Not so unlike the dysfunction of Irish bishops over the course of the years 1975-2004 , in Madison, Wisconsin, in his public witness is to the fullness of the Catholic faith, Bishop Robert Morlino has lent his support to the Western Hemisphere Institute for Security Cooperation, with his participation on their board of what was formerly known as United States Army School of the Americas. In the view of Rome, there is punishment administered where there is no loyalty to Rome. In the way of background, Maryknoll priest Roy Bourgeois was now excommunicated for publicly supporting women’s ordination, within the past eighteen months. A Maryknoll statement dated May 24th which was made public on July 22, 2010 after SOA Watch announced a fundraising drive to replace the $17,000 grant, given former Maryknoll priest Roy “Bourgeois’ central role as the founder and public face of the SOA Watch, [Maryknoll] society leadership has determined that it cannot continue its financial support of that organization without giving the impression that it also supports the actions of its leader concerning the issue of women’s ordination. The American missionary order Maryknoll Fathers and Brothers has discontinued a longstanding annual grant to the anti-military campaign group School of Americas Watch because the organization’s founder, Maryknoll priest Roy Bourgeois (now excommunicated) publicly supports women’s ordination. Within a week, the SOA Watch fund drive had raised nearly $10,000.”

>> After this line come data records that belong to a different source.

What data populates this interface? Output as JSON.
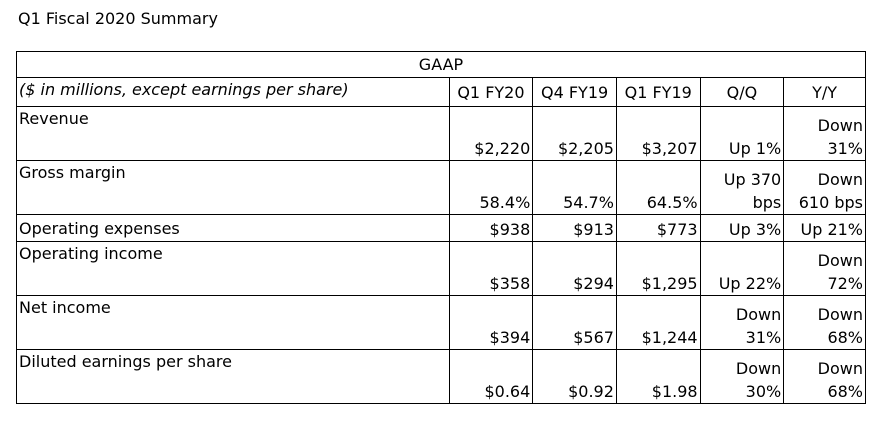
{
  "title": "Q1 Fiscal 2020 Summary",
  "table": {
    "section": "GAAP",
    "header_label": "($ in millions, except earnings per share)",
    "columns": [
      "Q1 FY20",
      "Q4 FY19",
      "Q1 FY19",
      "Q/Q",
      "Y/Y"
    ],
    "rows": [
      {
        "label": "Revenue",
        "q1fy20": "$2,220",
        "q4fy19": "$2,205",
        "q1fy19": "$3,207",
        "qq": "Up 1%",
        "yy": "Down 31%"
      },
      {
        "label": "Gross margin",
        "q1fy20": "58.4%",
        "q4fy19": "54.7%",
        "q1fy19": "64.5%",
        "qq": "Up 370 bps",
        "yy": "Down 610 bps"
      },
      {
        "label": "Operating expenses",
        "q1fy20": "$938",
        "q4fy19": "$913",
        "q1fy19": "$773",
        "qq": "Up 3%",
        "yy": "Up 21%"
      },
      {
        "label": "Operating income",
        "q1fy20": "$358",
        "q4fy19": "$294",
        "q1fy19": "$1,295",
        "qq": "Up 22%",
        "yy": "Down 72%"
      },
      {
        "label": "Net income",
        "q1fy20": "$394",
        "q4fy19": "$567",
        "q1fy19": "$1,244",
        "qq": "Down 31%",
        "yy": "Down 68%"
      },
      {
        "label": "Diluted earnings per share",
        "q1fy20": "$0.64",
        "q4fy19": "$0.92",
        "q1fy19": "$1.98",
        "qq": "Down 30%",
        "yy": "Down 68%"
      }
    ]
  }
}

The Western Hemisphere Institute for Security Cooperation was not protesting violations of human rights as much as aiming a spotlight on outright killing. Military juntas and dictators in the 20th century attempting, maybe too much like Bishop Robert Morlino, Bishop Eamonn Walsh, and Archbishop Seán Brady, to maintain power. Like military juntas and dictators with their air of infallibility, backed up by armies.

About the search for Truth and towing the line, when you had a hierarchy like this, with all of the falsehoods. Towing the line. In law? With academic freedom? When this church hierarchy desired a world with everyone praying in Latin? When this church hierarchy desired a world of archaic translations in the liturgy? When this church hierarchy, which has lacked so much transparency, desired a world of Kaiser Wilhelm, or Franz Joseph, where people had no powerful sense of identity of their own God above the temporal world. When all the calls for social justice, a True concern for social justice, was just hypocrisy?

If you had come from Poland or if you had come from Germany, what could you know of real “process of repentance, healing and renewal?” Mary McAleese had gotten it wrong, writing about the sheer breathtaking ineptitude of church. Ireland somehow had been neutral during the war. During the days of Hitler, when a child had to just shut his mouth and just deal with ‘this painful situation.” When life had just gone on. With people in power who seem to think they are above human and divine law. When you lived in the days of Adolph Hitler, with nowhere for the people to go, when there had never been a Truth and Reconciliation Commission. Joseph Ratzinger had already lived a life a lot like those victims of sex abuse. With nowhere for the people to go, except within. When Latin had become a language of escape. From military juntas and dictators. And when you thought that all you could say was “I am sorry.” De Delictis Gravioribus (about serious crimes). From age to age. From east to west.

And now preserved from the possibility of error, on matters of faith and Morals, Pope Benedict already has lived in a Europe where its young no longer wanted to be confirmed.